El sector del autoconsumo está en alerta y también quienes impulsamos y creemos en una transición energética con, y para, las personas. El panorama no es para menos.
Mientras el autoconsumo solar individual supera el duro frenazo coyuntural en su exponencial despliegue (esperemos que con alguna reforma de formación de precios en el mercado eléctrico y una política de incentivos con enfoque de justicia social), otras dos alarmas de mayor impacto deberían preocuparnos y resolverse urgentemente pues, de no hacerlo, condenaríamos la misma transición energética al fracaso. Ambas alarmas conviven y comparten barreras y soluciones. Me refiero al autoconsumo colectivo y a las comunidades energéticas.
Por un lado, el autoconsumo solar colectivo, ese derecho con el que el 70,8% de la población de España (que no posee una casa unifamiliar, servicios o industrias) podría compartir el sol con sus vecinos, sigue bloqueado sistemáticamente por las grandes eléctricas. A no ser que lo instalen ellas, claro.
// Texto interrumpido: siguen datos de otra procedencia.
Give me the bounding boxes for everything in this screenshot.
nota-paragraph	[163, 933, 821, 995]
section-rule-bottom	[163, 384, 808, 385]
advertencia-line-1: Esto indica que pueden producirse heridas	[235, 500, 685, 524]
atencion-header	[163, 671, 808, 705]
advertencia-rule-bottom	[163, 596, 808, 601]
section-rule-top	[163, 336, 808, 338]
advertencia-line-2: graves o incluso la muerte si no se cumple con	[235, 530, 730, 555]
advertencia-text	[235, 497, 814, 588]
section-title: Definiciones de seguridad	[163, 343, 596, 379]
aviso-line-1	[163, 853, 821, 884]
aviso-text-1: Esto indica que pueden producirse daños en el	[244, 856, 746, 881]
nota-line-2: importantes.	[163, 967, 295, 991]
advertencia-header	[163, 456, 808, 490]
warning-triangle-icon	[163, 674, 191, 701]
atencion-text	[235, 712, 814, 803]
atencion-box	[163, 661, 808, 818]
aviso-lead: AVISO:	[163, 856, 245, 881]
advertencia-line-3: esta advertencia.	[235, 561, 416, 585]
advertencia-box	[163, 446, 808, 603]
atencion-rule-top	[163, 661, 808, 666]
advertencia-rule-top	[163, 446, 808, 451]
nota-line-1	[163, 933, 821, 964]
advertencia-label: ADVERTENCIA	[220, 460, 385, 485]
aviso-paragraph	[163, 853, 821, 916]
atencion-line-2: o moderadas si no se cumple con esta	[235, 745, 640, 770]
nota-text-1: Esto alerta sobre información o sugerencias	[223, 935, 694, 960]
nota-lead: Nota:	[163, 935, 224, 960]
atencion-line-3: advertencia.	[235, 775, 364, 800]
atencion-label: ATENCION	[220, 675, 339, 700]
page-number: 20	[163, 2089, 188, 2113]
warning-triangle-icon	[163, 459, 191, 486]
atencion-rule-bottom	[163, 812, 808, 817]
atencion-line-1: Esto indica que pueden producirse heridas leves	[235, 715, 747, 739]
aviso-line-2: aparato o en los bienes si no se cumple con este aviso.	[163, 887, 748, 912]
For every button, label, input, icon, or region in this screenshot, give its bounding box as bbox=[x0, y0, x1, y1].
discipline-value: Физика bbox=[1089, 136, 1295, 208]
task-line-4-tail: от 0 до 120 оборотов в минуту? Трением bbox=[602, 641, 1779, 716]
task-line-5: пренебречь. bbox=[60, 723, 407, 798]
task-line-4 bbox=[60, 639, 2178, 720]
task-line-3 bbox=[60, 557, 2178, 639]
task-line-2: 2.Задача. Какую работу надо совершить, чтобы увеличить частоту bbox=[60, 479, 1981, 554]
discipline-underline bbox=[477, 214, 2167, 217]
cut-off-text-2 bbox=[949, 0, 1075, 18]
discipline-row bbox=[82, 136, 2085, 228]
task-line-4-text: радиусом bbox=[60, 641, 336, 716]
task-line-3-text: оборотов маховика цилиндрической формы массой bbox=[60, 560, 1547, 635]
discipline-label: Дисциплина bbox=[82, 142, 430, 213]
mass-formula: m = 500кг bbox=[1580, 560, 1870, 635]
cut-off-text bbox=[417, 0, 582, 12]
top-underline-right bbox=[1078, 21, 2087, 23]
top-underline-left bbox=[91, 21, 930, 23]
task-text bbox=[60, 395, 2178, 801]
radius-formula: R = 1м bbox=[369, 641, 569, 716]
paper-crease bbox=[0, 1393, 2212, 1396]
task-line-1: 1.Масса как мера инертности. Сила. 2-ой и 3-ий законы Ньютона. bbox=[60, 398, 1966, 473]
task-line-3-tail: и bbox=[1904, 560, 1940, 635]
Mientras tanto, las vemos orquestar lágrimas ante Gobierno, regulador y sociedad, erigiéndose víctimas de una supuesta
falta de regulación…
Por otro lado, las comunidades energéticas, esa nueva figura legal, fascinante por su potencial transformador y de conexión con los movimientos de base comunitaria, y que está llamada a ser la pieza clave protagonista de la transición energética, sufre dos calvarios, muy convenientes para los mismos grandes grupos energéticos: necesita habitualmente del autoconsumo colectivo como llave de entrada y su transposición, tras la directiva europea de 2018–2019, sigue incompleta.
En consecuencia, con la llave bloqueada y sin desarrollo jurídico favorable, el nuevo terreno de juego reservado por las directivas europeas, precisamente para la conquista social, ha sido colonizado por el jugador más aventajado y poderoso, las corporaciones energéticas y sus filiales, que, lejos de aportar empoderamiento ciudadano y beneficios sociales, ambientales y económicos colectivos (es decir valor social y reequilibrio territorial), vuelven a perpetuar su beneficio empresarial, mientras pervierten el significado de transición participada que dictó Europa, maquillado todo por acuerdos institucionales y disfraces. Social washing en toda regla.
Con este panorama, y teniendo en cuenta que nos vienen las nuevas directivas europeas
aprobadas de renovables, eficiencia, rehabilitación o mercado eléctrico, que otorgan mayor protagonismo a las comunidades energéticas, cabe preguntarse: ¿puede un país permitirse que la transición energética quede bloqueada por el control, sin escrúpulos, de grupos energéticos dominantes? ¿Permitirá el Gobierno que nos vuelvan a tomar el pelo con otro secuestro al Sol y a nuestros derechos? ¿Será otra oportunidad perdida para dar el salto de escala que necesitamos, poniendo coto al imperio del oligopolio contaminante y extender, por fin, la alfombra roja al ciudadano como centro del sistema?
Debería, pues así rezan las directivas europeas (y curiosamente hasta nuestro preámbulo de borrador RD de comunidades energéticas de mayo del 2023).
Sabemos que la tarea es compleja. Y sin perder la perspectiva de lo avanzado desde la caída del impuesto al Sol, pero tampoco la del vergonzoso retraso como país superdotado para ser ya 100% renovable, urge que Gobierno y regulador intervengan ya para que lo que dictó Europa se materialice y cumpla.
Si las directivas europeas se hacen para acelerar la transición energética democratizada
hacia la descarbonización y electrificación, necesitamos que el Gobierno se lo crea y dé el paso definitivo: desarrollar el marco y detalle jurídico favorable con decisión y rapidez.
Son muchas las propuestas que, desde las organizaciones de la sociedad civil e innovación colectiva, podemos y queremos compartir. Es hora de romper el molde, pensar a lo grande y devolver a la energía comunitaria, urgentemente, su oportunidad de conquista social.